A limit of a function is the value that a function approaches as the input approaches a certain value. It represents the behavior of the function near that input value.
Yes, a limit of a function can exist even if the function itself does not exist at that point. This is because the limit only considers the behavior of the function near that point, not the actual value at that point.
To determine the limit of a function where it does not exist, you can use the left-hand and right-hand limits.
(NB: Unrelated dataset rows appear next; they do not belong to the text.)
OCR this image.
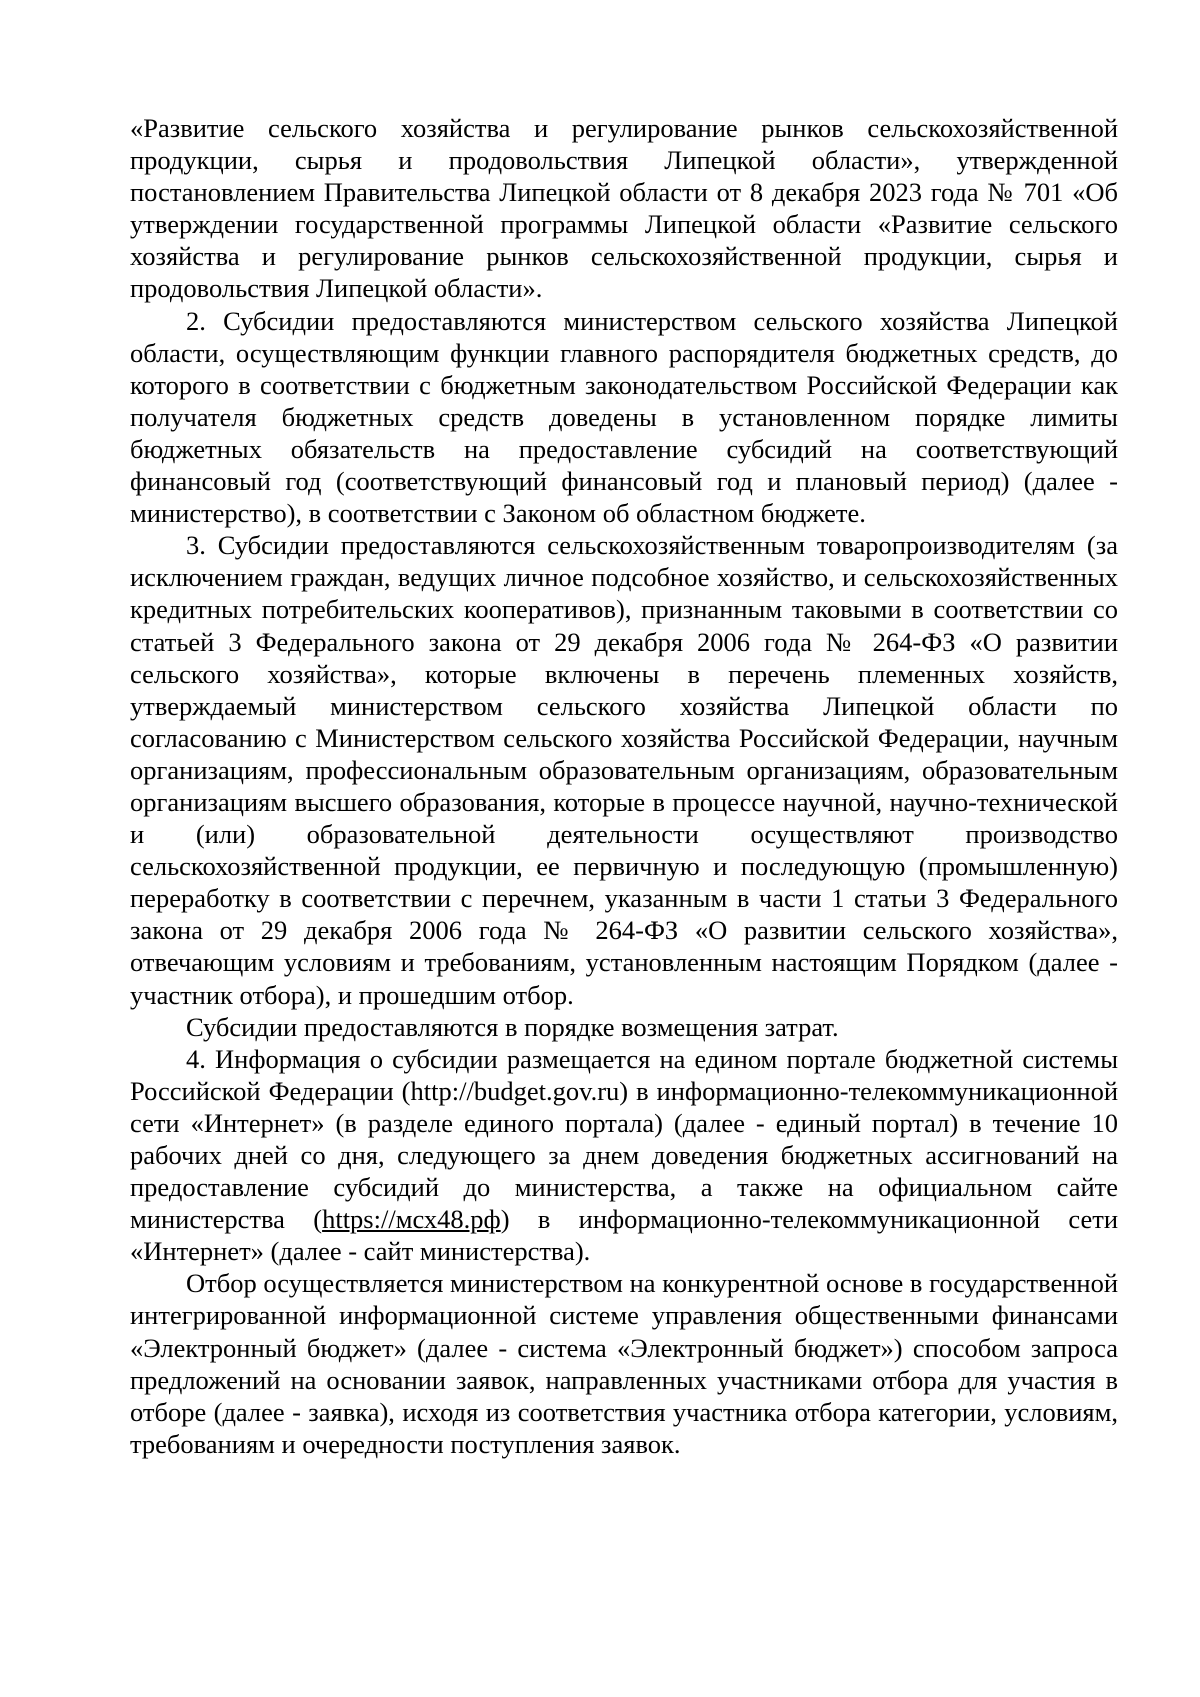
«Развитие сельского хозяйства и регулирование рынков сельскохозяйственной продукции, сырья и продовольствия Липецкой области», утвержденной постановлением Правительства Липецкой области от 8 декабря 2023 года № 701 «Об утверждении государственной программы Липецкой области «Развитие сельского хозяйства и регулирование рынков сельскохозяйственной продукции, сырья и продовольствия Липецкой области».

2. Субсидии предоставляются министерством сельского хозяйства Липецкой области, осуществляющим функции главного распорядителя бюджетных средств, до которого в соответствии с бюджетным законодательством Российской Федерации как получателя бюджетных средств доведены в установленном порядке лимиты бюджетных обязательств на предоставление субсидий на соответствующий финансовый год (соответствующий финансовый год и плановый период) (далее - министерство), в соответствии с Законом об областном бюджете.

3. Субсидии предоставляются сельскохозяйственным товаропроизводителям (за исключением граждан, ведущих личное подсобное хозяйство, и сельскохозяйственных кредитных потребительских кооперативов), признанным таковыми в соответствии со статьей 3 Федерального закона от 29 декабря 2006 года № 264-ФЗ «О развитии сельского хозяйства», которые включены в перечень племенных хозяйств, утверждаемый министерством сельского хозяйства Липецкой области по согласованию с Министерством сельского хозяйства Российской Федерации, научным организациям, профессиональным образовательным организациям, образовательным организациям высшего образования, которые в процессе научной, научно-технической и (или) образовательной деятельности осуществляют производство сельскохозяйственной продукции, ее первичную и последующую (промышленную) переработку в соответствии с перечнем, указанным в части 1 статьи 3 Федерального закона от 29 декабря 2006 года № 264-ФЗ «О развитии сельского хозяйства», отвечающим условиям и требованиям, установленным настоящим Порядком (далее - участник отбора), и прошедшим отбор.

Субсидии предоставляются в порядке возмещения затрат.

4. Информация о субсидии размещается на едином портале бюджетной системы Российской Федерации (http://budget.gov.ru) в информационно-телекоммуникационной сети «Интернет» (в разделе единого портала) (далее - единый портал) в течение 10 рабочих дней со дня, следующего за днем доведения бюджетных ассигнований на предоставление субсидий до министерства, а также на официальном сайте министерства (https://мсх48.рф) в информационно-телекоммуникационной сети «Интернет» (далее - сайт министерства).

Отбор осуществляется министерством на конкурентной основе в государственной интегрированной информационной системе управления общественными финансами «Электронный бюджет» (далее - система «Электронный бюджет») способом запроса предложений на основании заявок, направленных участниками отбора для участия в отборе (далее - заявка), исходя из соответствия участника отбора категории, условиям, требованиям и очередности поступления заявок.
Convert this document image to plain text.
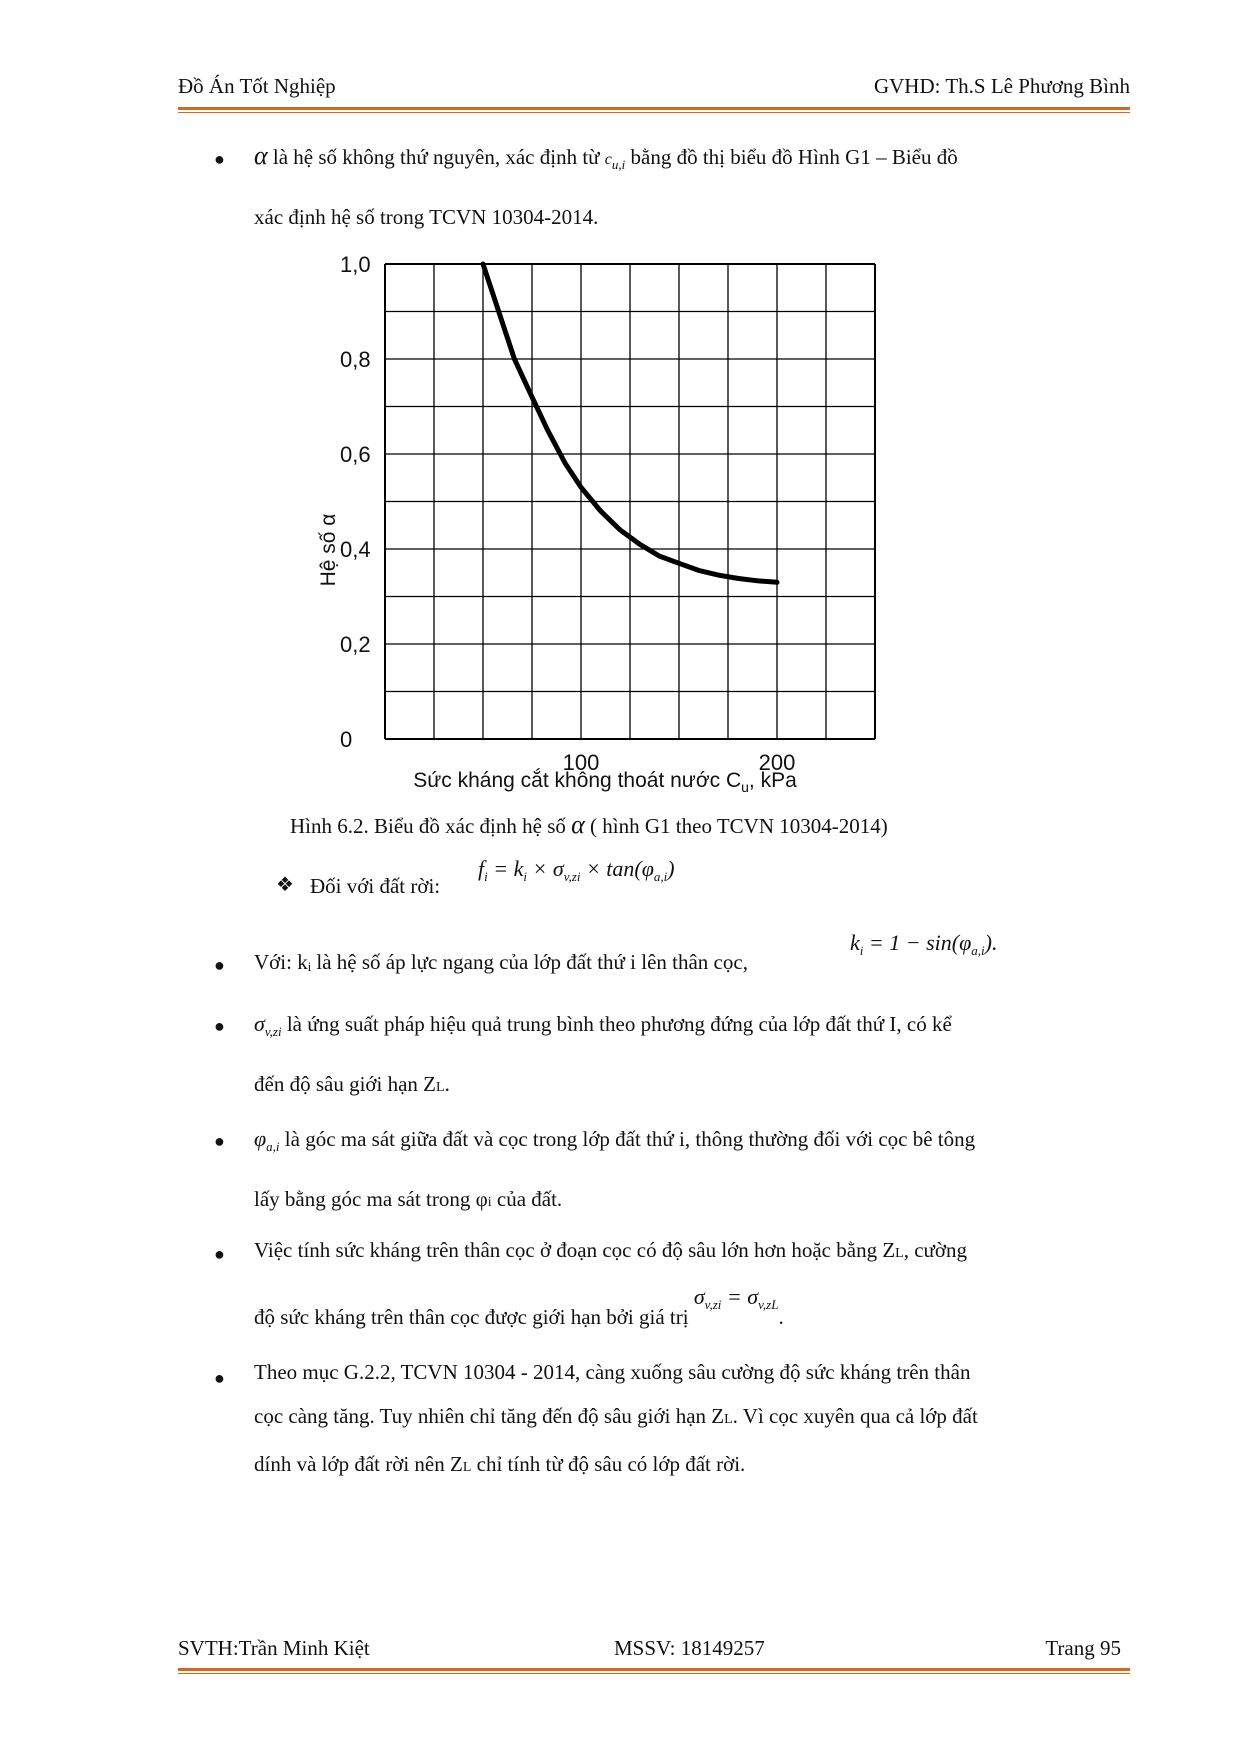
Đồ Án Tốt Nghiệp	GVHD: Th.S Lê Phương Bình
● α là hệ số không thứ nguyên, xác định từ $c_{u,i}$ bằng đồ thị biểu đồ Hình G1 – Biểu đồ
xác định hệ số trong TCVN 10304-2014.
0
0,2
0,4
0,6
0,8
1,0
100	200
Hệ số α
Sức kháng cắt không thoát nước $C_u$, kPa
Hình 6.2. Biểu đồ xác định hệ số α ( hình G1 theo TCVN 10304-2014)
❖ Đối với đất rời:
$f_i = k_i \times \sigma_{v,zi} \times \tan(\varphi_{a,i})$
● Với: kᵢ là hệ số áp lực ngang của lớp đất thứ i lên thân cọc,
$k_i = 1 - \sin(\varphi_{a,i})$.
● $\sigma_{v,zi}$ là ứng suất pháp hiệu quả trung bình theo phương đứng của lớp đất thứ I, có kể
đến độ sâu giới hạn ZL.
● $\varphi_{a,i}$ là góc ma sát giữa đất và cọc trong lớp đất thứ i, thông thường đối với cọc bê tông
lấy bằng góc ma sát trong φi của đất.
● Việc tính sức kháng trên thân cọc ở đoạn cọc có độ sâu lớn hơn hoặc bằng ZL, cường
độ sức kháng trên thân cọc được giới hạn bởi giá trị $\sigma_{v,zi} = \sigma_{v,zL}$.
● Theo mục G.2.2, TCVN 10304 - 2014, càng xuống sâu cường độ sức kháng trên thân
cọc càng tăng. Tuy nhiên chỉ tăng đến độ sâu giới hạn ZL. Vì cọc xuyên qua cả lớp đất
dính và lớp đất rời nên ZL chỉ tính từ độ sâu có lớp đất rời.
SVTH:Trần Minh Kiệt	MSSV: 18149257	Trang 95
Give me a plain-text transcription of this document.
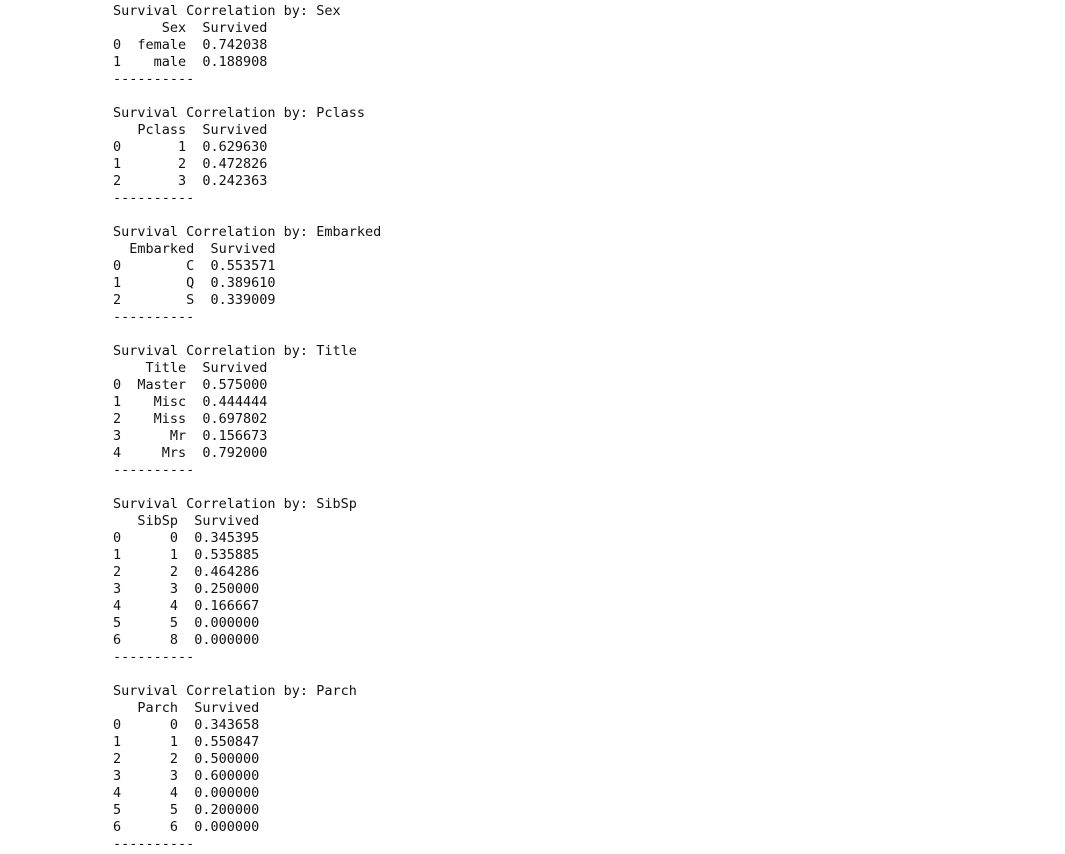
Survival Correlation by: Sex
Sex  Survived
0  female  0.742038
1    male  0.188908
----------
Survival Correlation by: Pclass
Pclass  Survived
0       1  0.629630
1       2  0.472826
2       3  0.242363
----------
Survival Correlation by: Embarked
Embarked  Survived
0        C  0.553571
1        Q  0.389610
2        S  0.339009
----------
Survival Correlation by: Title
Title  Survived
0  Master  0.575000
1    Misc  0.444444
2    Miss  0.697802
3      Mr  0.156673
4     Mrs  0.792000
----------
Survival Correlation by: SibSp
SibSp  Survived
0      0  0.345395
1      1  0.535885
2      2  0.464286
3      3  0.250000
4      4  0.166667
5      5  0.000000
6      8  0.000000
----------
Survival Correlation by: Parch
Parch  Survived
0      0  0.343658
1      1  0.550847
2      2  0.500000
3      3  0.600000
4      4  0.000000
5      5  0.200000
6      6  0.000000
----------
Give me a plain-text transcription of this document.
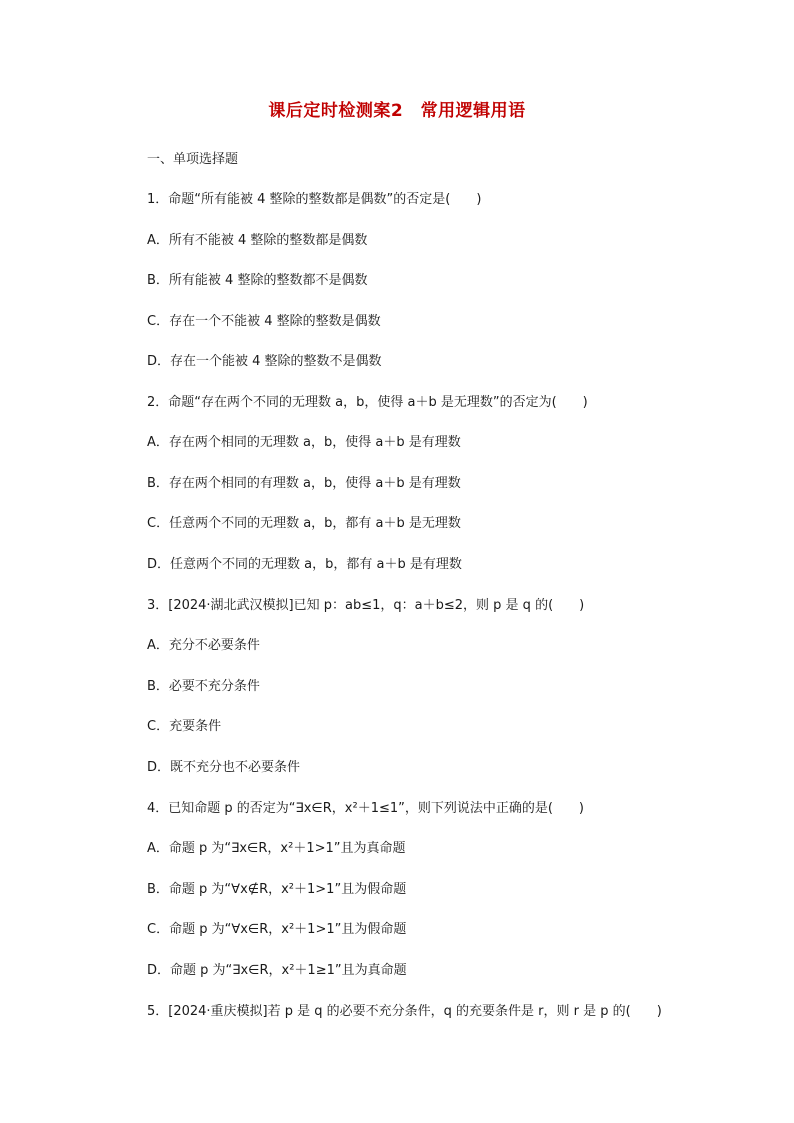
课后定时检测案2　常用逻辑用语
一、单项选择题
1．命题“所有能被 4 整除的整数都是偶数”的否定是(　　)
A．所有不能被 4 整除的整数都是偶数
B．所有能被 4 整除的整数都不是偶数
C．存在一个不能被 4 整除的整数是偶数
D．存在一个能被 4 整除的整数不是偶数
2．命题“存在两个不同的无理数 a，b，使得 a＋b 是无理数”的否定为(　　)
A．存在两个相同的无理数 a，b，使得 a＋b 是有理数
B．存在两个相同的有理数 a，b，使得 a＋b 是有理数
C．任意两个不同的无理数 a，b，都有 a＋b 是无理数
D．任意两个不同的无理数 a，b，都有 a＋b 是有理数
3．[2024·湖北武汉模拟]已知 p：ab≤1，q：a＋b≤2，则 p 是 q 的(　　)
A．充分不必要条件
B．必要不充分条件
C．充要条件
D．既不充分也不必要条件
4．已知命题 p 的否定为“∃x∈R，x²＋1≤1”，则下列说法中正确的是(　　)
A．命题 p 为“∃x∈R，x²＋1>1”且为真命题
B．命题 p 为“∀x∉R，x²＋1>1”且为假命题
C．命题 p 为“∀x∈R，x²＋1>1”且为假命题
D．命题 p 为“∃x∈R，x²＋1≥1”且为真命题
5．[2024·重庆模拟]若 p 是 q 的必要不充分条件，q 的充要条件是 r，则 r 是 p 的(　　)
If both the left-hand and right-hand limits approach the same value, then that value is the limit of the function. If they approach different values, then the limit does not exist.
Understanding the concept of a limit of a function is important because it allows us to analyze the behavior of a function near a certain point, even if the function is not defined at that point. This is useful in many mathematical and scientific applications.
Yes, there are many real-world applications of taking the limit of a function where it does not exist. For example, in physics, limits are used to analyze the behavior of a system as it approaches a certain state or condition. In economics, limits are used to analyze the behavior of a market as it approaches certain levels of supply and demand. In engineering, limits are used to analyze the behavior of a system as it approaches its maximum capacity.